Citigroup data theft the result of a common vulnerability
If the information the NYT has received about the Citigroup breach is correct, and the intrusion was made possible by the exploitation of a vulnerability so frequent and common that it made OWASP’s top 10 web application risks list, one wonders how it is possible that the world’s largest financial services company hasn’t got security experts that would remedy it.
The flaw in question is called insecure direct object reference, and it happens when confidential information is exposed to users because developers did not have the good sense to hide it.
In Citigroup’s case, the URL for the website that appears after a user has successfully logged in with his username and password in the site reserved for credit card customers contained the user’s account number.

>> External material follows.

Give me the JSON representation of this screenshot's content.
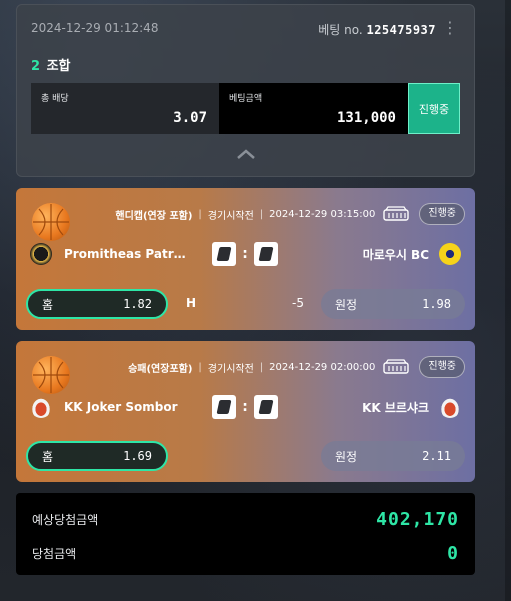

Once the attackers realized it – I’m guessing one of them probably had an account with Citigroup – it was only a matter of writing a script that would feed random numbers into the URL and every time it successfully accessed an account, the attackers harvested the information contained in it.
If that is true, there is another thing bugging me – why wasn’t this “bombarding” the site with requests with bogus combination of numbers over and over again not noticed by anyone? Why wasn’t there a mechanism in place that would get triggered by this kind of action?
But maybe, in this case, they couldn’t spot it? Maybe the script was written in such a way that the requests were random and spread over a great period of time? One would presume that the attackers would try to get as much information as possible in a short time before the attack was detected, but you never know.
All in all, can we now just stop calling it a “sophisticated attack”?